The word clone is from the Greek word for twig. Clones are separate vines that are genetically identical to a
mother plant. They have the same growth, habit, flavors and ripening time as the vine they come from. Clones
are propagated asexually by taking cuttings or grafts from another vine. Seeds are not suitable for propagation
since after pollination, new seeds are not genetically identical.

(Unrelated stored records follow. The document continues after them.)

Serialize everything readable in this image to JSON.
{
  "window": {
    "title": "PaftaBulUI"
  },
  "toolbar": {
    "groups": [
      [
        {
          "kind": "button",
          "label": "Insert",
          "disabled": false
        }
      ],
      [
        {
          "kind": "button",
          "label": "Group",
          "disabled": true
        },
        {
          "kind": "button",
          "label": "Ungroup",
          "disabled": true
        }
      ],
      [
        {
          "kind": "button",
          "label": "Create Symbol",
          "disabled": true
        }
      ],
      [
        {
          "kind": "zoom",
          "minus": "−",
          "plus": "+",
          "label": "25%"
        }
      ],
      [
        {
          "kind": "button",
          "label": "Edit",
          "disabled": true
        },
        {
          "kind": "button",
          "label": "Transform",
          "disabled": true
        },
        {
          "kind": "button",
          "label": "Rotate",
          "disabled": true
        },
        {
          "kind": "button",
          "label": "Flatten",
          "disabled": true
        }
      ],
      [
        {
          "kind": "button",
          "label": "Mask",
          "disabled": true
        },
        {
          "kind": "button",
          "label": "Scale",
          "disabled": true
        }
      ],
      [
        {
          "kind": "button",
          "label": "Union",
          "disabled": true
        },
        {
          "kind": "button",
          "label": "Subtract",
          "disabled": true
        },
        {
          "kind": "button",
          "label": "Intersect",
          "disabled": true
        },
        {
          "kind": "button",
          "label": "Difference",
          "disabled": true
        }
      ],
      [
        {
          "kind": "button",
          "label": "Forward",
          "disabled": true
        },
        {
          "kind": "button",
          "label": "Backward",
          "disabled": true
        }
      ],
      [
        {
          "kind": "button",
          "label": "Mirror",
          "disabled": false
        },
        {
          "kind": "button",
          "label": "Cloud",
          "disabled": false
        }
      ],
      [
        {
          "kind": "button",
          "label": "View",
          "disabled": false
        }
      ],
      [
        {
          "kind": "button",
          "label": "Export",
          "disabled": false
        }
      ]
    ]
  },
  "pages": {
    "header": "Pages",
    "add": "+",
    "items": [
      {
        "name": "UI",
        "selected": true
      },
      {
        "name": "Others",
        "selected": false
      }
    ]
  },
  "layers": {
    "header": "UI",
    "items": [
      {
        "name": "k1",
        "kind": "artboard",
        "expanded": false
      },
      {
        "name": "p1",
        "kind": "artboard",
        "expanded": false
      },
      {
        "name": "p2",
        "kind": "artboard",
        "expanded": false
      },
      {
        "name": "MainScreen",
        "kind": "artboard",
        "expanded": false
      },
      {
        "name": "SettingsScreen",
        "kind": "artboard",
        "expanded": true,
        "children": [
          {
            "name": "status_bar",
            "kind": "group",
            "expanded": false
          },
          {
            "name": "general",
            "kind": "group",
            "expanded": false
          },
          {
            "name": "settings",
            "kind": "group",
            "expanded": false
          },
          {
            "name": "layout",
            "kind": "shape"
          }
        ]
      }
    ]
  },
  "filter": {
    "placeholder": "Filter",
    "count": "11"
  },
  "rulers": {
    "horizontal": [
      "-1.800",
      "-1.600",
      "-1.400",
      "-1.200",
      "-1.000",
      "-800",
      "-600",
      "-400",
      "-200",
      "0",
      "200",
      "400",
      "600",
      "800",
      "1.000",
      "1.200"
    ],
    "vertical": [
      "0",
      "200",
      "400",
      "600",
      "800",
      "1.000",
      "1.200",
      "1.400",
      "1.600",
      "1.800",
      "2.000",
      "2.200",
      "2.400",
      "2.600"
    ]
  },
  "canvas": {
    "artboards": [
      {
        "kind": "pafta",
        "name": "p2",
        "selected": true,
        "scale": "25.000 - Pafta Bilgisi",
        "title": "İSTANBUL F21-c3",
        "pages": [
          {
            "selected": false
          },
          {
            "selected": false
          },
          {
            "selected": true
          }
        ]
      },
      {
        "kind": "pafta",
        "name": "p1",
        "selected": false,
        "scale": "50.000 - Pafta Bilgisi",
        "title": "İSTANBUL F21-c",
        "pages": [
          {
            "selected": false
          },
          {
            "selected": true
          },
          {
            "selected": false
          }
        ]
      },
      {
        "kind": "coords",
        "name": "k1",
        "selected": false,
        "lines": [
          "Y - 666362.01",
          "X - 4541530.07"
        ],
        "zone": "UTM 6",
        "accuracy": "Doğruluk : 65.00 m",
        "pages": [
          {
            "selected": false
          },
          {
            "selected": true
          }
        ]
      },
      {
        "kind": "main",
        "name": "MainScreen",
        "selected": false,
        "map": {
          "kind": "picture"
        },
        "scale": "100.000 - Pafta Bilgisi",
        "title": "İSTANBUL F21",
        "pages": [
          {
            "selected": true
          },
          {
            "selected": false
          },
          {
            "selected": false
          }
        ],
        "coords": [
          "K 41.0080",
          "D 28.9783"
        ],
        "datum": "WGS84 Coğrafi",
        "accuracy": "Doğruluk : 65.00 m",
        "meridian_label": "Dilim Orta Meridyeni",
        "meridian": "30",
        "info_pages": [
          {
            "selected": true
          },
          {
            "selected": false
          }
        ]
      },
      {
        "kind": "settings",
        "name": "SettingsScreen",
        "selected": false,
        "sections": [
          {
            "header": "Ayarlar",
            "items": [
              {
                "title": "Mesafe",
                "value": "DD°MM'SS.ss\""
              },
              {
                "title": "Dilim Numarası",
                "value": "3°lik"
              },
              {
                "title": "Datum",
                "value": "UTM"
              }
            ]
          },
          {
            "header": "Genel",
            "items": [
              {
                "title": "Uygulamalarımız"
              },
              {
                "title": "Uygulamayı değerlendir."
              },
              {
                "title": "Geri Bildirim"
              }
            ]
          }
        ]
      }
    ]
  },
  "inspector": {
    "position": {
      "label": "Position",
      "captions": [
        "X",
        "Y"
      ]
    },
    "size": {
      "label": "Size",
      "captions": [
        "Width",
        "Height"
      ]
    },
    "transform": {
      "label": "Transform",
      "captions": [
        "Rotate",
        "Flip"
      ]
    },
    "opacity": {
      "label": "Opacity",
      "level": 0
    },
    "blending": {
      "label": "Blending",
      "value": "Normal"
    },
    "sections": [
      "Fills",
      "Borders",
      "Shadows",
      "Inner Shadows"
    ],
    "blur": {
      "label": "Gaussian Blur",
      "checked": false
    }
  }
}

The clone of Pinot Noir will determine the flavor profile of the resulting wine along with the effects of terroir such
as soil and microclimate. Clones will have differences in bud break, time of ripening, cluster architecture,
yields, size of berries, fruit quality and other characteristics.
Clones are registered by FPS at UC Davis and certified by ENTAV (Etablissment National Technique pour
l’Amélioration de la Viticulture) in southern France. A certified clone is propagated from the same parent plant,
tested for specific viruses, and kept clean. These certified cloned vines are then named or numbered and
propagated on site and cuttings made available to nurseries.
Cuttings taken from different vines that do not have a common parent, and thus have a diverse genetic heritage, are referred to as selection
massalle or mass selection, or simply selection. For example, none of the so-called heritage or suitcase
“clones” of Pinot Noir planted in California are truly clones. They originally represented multiple cuttings taken
from several vines in a vineyard and thus represent a cultivar or selection. An example is the so-called Swan
“clone” of Pinot Noir which technically should be termed the Swan selection. The Swan selection was brought
to the United States by Paul Masson who reportedly took budwood from Romanée-Conti and planted it in
Saratoga, California. His successor, Martin Ray, planted a new vineyard with cuttings taken from Masson’s
vineyard at what became known as Mount Eden. Joseph Swan, in turn, took cuttings from Martin Ray’s
vineyard, planted them in the Russian River Valley, where over time others took Swan’s budwood and
propagated them throughout California.